QChips are uniquely designed for use with Qube 384. Their integrated flow channels and maintenance-free integrated electrodes create an uncompromised test environment. This ensures consistent quality recordings time after time on the QChip, which is designed for organelle and small cell patch clamping.

With QChips, cells seal tightly onto planar surfaces performing true gigaseal, and liquids can be handled efficiently in 384-format microfluidic channels. Thereby, ensuring consistent and high-quality data recordings.

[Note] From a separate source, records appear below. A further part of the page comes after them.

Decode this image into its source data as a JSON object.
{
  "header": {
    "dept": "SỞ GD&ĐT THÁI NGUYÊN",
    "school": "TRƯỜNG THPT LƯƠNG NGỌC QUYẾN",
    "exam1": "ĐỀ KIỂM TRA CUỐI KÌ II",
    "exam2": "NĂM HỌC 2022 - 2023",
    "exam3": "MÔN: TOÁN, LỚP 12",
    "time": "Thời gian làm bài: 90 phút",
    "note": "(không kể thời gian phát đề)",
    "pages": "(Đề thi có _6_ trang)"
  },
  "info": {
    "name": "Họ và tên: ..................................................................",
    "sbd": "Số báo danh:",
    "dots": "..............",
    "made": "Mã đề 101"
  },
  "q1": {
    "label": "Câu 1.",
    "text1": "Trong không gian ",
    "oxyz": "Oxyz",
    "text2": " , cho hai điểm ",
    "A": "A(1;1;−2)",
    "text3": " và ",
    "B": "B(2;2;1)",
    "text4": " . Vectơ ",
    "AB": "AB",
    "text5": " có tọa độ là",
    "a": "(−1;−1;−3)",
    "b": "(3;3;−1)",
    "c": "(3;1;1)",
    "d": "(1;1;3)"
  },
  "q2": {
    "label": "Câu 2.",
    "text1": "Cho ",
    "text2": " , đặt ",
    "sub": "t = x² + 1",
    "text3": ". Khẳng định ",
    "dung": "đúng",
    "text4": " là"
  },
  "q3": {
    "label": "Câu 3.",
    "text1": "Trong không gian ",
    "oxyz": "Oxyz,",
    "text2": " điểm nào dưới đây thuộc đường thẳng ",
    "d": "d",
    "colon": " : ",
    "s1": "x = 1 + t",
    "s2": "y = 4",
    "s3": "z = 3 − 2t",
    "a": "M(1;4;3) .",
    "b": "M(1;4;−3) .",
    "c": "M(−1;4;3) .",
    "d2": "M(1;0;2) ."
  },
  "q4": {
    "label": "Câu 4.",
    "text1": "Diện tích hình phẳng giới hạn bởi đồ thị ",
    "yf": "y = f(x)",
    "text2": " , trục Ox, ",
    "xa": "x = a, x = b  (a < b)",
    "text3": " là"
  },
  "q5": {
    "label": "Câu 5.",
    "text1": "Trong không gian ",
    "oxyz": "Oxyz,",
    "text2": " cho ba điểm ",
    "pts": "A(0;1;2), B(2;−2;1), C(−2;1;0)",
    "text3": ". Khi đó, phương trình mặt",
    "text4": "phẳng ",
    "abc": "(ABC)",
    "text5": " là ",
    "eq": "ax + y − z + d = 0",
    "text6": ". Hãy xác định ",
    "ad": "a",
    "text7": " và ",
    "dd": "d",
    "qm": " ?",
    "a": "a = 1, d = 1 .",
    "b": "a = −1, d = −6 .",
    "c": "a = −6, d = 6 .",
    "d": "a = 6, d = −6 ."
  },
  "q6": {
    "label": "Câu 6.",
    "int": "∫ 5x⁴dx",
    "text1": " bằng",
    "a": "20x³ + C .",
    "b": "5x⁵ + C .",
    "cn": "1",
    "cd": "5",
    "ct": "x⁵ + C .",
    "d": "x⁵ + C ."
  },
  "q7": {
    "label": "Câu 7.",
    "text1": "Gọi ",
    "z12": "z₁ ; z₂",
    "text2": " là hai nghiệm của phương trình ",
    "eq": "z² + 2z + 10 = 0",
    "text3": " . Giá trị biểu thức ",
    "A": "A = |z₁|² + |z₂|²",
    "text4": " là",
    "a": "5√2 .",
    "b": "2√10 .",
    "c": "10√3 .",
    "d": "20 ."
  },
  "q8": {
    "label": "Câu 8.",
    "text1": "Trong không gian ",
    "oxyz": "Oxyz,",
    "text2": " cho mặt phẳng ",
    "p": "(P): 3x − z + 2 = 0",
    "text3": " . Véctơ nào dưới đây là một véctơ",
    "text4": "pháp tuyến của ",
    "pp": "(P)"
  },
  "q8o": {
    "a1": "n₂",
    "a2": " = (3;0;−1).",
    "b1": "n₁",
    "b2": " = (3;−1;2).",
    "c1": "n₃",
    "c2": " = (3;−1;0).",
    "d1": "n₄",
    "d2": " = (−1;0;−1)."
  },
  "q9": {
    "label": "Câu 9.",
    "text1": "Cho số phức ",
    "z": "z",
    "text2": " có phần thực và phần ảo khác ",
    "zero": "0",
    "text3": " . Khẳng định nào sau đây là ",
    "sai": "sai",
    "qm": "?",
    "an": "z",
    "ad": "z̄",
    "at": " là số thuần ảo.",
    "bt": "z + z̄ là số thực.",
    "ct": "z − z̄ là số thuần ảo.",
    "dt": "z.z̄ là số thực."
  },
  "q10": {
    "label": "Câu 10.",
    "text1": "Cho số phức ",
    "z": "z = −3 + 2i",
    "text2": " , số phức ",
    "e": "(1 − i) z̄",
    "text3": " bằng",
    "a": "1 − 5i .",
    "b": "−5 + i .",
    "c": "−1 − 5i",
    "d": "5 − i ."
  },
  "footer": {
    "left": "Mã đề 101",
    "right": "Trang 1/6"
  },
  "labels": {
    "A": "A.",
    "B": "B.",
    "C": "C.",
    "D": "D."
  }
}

• Microflow-channel based to ensure 100% liquid exchange
• 384 integrated electrode pairs eliminate the risk of electrode drift and eliminate the need for electrode maintenance (re-chloridization)
• Capable of long (> 1 hour) experiments with no electrode drift
• Single- and multi-hole recordings
• Current clamp recordings, as well as voltage- and ligand-gated
• Customized QChips ideal for e.g., organelle and red blood cell patch clamp

1. QChip 384 –   single-hole per measurement site
2. QChip 384X – 10-hole per measurement site
3. QChip 384D – Varying number of holes per measurement site
4. QChip 384C – Custom number of holes and hole sizes per measurement site

QChips are designed with microfluidic flow channels that deliver compounds and buffers to the intra- and extracellular part of the cell. This enables a series of liquid additions to be applied sequentially to the same cell, thus increasing throughput, and reducing cost per data point.

The microflow channel technology also means that compound trays are prepared in the correct concentrations and no dilution of compounds takes place (liquid displacement method). This has the advantage that no ‘overshoot’ concentrations will happen as can be seen using the open well technology (liquid dilution method). Using the dilution method an excess concentration of compounds is added to the wells since the compound will be diluted in the liquid already in the well.

QChips are available in both single- and multi-hole versions. The customized QChips have a reduced hole-size diameter, which is ideal for applications such as organelle and small cell patch clamp assays.